Gardens need to be weeded to be beautiful. Plants need to be thinned so that the remaining ones are healthier. Unwelcome plants need to we weeded out.
It was with this kind of thinking that went into a massive Timber Stand Improvement (TSI) that we finished in 2010. It took 5-years to cover the 400-acres of woods at the PGT. Thousands of trees were cut with the goal of making the property more beautiful.
Ironically, the initial impact of this work was to liter the forest floor with dead trees that not only look worse but makes it more difficult to walk. I never knew it would be this messy!

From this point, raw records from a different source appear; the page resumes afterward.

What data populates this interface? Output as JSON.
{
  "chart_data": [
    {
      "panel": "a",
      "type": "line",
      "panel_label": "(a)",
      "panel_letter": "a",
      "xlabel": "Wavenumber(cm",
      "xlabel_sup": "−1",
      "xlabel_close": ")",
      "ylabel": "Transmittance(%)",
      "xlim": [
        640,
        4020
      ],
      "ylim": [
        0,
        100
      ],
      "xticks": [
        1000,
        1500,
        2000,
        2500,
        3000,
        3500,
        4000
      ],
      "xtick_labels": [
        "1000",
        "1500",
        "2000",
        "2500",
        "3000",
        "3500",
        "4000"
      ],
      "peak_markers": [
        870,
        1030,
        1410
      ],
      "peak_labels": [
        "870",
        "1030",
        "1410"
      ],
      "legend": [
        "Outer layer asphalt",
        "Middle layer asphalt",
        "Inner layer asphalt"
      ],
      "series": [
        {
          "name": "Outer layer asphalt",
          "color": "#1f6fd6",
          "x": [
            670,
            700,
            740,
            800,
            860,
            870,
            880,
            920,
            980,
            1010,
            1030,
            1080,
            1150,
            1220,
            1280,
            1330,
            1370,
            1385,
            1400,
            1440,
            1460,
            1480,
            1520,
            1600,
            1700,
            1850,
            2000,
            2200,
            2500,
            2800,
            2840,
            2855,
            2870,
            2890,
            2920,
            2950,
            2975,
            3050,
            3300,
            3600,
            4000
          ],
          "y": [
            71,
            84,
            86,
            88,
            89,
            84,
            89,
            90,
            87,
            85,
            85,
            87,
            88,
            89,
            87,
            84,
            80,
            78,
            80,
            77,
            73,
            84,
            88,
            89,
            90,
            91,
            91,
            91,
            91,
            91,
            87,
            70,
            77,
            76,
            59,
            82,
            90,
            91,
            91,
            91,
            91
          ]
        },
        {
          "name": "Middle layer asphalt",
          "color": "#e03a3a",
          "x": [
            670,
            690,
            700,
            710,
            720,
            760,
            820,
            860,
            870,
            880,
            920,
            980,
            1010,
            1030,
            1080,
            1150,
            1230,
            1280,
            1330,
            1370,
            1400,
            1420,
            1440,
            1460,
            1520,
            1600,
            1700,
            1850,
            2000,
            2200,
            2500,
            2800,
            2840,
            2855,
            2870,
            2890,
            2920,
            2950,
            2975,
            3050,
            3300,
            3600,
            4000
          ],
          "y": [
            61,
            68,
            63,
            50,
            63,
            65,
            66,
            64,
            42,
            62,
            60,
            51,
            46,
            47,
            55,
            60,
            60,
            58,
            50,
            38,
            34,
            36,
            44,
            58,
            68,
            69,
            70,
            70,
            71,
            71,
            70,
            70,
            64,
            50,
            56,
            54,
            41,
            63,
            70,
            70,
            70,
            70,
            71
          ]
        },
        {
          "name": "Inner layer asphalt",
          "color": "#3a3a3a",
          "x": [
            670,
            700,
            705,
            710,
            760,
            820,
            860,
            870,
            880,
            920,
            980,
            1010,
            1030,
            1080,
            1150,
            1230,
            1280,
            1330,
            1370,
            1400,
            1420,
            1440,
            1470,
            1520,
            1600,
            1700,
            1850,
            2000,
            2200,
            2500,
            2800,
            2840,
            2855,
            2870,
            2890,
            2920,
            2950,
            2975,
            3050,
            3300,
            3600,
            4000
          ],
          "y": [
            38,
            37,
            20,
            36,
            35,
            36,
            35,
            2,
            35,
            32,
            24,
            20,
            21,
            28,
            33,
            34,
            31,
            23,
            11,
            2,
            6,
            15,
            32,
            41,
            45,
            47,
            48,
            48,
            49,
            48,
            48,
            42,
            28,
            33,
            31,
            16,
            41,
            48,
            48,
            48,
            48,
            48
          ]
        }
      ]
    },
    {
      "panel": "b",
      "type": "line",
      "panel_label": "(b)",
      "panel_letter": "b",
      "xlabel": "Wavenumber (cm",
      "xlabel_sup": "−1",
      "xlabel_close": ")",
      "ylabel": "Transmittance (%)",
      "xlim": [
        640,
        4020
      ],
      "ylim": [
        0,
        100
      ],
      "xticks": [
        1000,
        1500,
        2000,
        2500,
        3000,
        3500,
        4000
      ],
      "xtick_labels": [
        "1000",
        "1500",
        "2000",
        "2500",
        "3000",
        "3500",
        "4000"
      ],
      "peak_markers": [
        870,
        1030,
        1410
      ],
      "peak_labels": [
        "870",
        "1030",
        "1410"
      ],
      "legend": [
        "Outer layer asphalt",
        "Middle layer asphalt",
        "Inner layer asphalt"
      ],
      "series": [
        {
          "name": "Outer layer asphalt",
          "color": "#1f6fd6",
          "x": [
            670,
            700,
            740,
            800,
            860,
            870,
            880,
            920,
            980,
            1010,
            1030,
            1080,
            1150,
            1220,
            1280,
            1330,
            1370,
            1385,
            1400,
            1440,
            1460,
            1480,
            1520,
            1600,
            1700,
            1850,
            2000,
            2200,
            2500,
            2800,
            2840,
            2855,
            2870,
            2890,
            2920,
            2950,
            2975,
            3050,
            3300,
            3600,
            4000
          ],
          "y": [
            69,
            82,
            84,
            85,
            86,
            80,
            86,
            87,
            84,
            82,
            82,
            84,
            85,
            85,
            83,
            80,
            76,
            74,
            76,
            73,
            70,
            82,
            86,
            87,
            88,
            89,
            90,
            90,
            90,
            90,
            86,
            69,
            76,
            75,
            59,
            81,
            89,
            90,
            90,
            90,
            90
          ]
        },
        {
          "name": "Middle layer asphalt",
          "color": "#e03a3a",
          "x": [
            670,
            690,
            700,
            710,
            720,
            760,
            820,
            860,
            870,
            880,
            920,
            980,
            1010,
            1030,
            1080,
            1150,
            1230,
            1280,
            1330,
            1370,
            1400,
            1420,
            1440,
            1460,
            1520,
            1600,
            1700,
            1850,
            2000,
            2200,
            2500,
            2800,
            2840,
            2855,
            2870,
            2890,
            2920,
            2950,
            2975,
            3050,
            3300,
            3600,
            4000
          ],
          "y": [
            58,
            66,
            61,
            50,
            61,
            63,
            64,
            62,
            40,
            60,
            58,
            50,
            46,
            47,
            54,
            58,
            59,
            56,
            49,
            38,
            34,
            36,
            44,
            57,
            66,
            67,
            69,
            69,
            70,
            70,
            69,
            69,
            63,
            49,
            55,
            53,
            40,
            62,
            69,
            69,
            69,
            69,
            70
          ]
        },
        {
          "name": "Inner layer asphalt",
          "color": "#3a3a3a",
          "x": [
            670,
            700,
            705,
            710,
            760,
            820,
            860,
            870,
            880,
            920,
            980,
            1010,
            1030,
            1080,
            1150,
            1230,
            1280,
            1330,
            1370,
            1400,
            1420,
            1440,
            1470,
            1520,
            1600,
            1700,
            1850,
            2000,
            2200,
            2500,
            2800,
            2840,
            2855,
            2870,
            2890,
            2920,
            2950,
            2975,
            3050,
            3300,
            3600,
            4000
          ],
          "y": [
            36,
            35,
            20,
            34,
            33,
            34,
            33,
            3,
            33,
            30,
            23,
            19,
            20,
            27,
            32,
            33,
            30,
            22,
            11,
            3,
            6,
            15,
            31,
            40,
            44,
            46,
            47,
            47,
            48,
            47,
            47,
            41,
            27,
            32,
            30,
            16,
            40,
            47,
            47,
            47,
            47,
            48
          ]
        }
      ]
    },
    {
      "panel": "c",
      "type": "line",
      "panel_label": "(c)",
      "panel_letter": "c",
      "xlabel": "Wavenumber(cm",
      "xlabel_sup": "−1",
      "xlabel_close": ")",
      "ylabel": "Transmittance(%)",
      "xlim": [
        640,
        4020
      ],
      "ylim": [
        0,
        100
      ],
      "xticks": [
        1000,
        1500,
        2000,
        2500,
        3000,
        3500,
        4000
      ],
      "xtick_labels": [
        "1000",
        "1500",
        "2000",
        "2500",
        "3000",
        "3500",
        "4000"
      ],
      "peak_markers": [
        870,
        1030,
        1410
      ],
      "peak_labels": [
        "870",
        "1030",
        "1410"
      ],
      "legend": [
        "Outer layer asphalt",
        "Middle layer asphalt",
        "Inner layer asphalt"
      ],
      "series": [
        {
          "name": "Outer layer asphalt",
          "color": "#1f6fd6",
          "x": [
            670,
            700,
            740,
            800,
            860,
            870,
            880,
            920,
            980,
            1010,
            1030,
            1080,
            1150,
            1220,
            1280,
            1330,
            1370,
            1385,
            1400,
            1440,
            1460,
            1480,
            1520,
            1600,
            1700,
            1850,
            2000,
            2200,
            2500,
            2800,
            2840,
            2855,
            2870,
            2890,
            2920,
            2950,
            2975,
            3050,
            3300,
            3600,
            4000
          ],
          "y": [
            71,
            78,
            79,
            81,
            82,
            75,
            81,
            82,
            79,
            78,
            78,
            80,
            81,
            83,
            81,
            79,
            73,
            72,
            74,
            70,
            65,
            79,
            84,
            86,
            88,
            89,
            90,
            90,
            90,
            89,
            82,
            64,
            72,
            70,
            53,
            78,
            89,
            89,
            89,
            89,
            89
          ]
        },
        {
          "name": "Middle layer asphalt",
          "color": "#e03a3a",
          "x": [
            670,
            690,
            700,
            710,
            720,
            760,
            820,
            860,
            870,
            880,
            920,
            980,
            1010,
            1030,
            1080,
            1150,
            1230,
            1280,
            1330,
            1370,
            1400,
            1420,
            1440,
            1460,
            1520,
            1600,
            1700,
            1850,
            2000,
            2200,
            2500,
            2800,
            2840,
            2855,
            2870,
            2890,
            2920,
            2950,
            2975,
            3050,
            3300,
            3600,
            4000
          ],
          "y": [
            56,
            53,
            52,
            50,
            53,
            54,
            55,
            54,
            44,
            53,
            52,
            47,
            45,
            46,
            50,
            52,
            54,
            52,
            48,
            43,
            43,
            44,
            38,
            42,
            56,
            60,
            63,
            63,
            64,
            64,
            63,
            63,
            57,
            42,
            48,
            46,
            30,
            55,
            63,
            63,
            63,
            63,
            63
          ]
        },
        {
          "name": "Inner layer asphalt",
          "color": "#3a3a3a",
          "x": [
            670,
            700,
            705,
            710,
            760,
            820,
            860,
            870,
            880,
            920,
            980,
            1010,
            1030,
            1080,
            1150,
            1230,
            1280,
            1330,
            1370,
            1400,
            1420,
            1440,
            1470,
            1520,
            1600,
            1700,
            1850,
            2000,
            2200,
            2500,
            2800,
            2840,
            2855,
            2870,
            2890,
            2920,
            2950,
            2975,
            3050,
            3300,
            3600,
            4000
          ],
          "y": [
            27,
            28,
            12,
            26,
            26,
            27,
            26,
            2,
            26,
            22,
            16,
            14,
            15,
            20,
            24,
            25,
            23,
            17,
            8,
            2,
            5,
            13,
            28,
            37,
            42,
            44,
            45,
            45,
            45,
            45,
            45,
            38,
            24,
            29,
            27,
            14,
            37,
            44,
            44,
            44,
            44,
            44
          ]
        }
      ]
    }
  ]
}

I mistakenly assumed that with controlled burns and natural rotting the dead trees would disappear in a few years. For many trees that might be true but the most common tree that we killed was Eastern Red Cedar (Juniperus virginiana). Cedar trees are famous for their resistance to rot. The skeleton of a cut cedar tree can lay in the woods for 50-years without rotting. It turns out that controlled burns don’t get rid of them either.
To reach the goal of a more beautiful woods our two groundskeepers have to cut up, pile and burn each tree. This will take years to finish.
Would I do it again?
Yes! In the end I’m confident that our woods will look better and will be healthier. Since the mission of the PGT is to “inspire people by letting them experience the beauty of nature” it fits with our goals.
But it is a lot more work that I realized!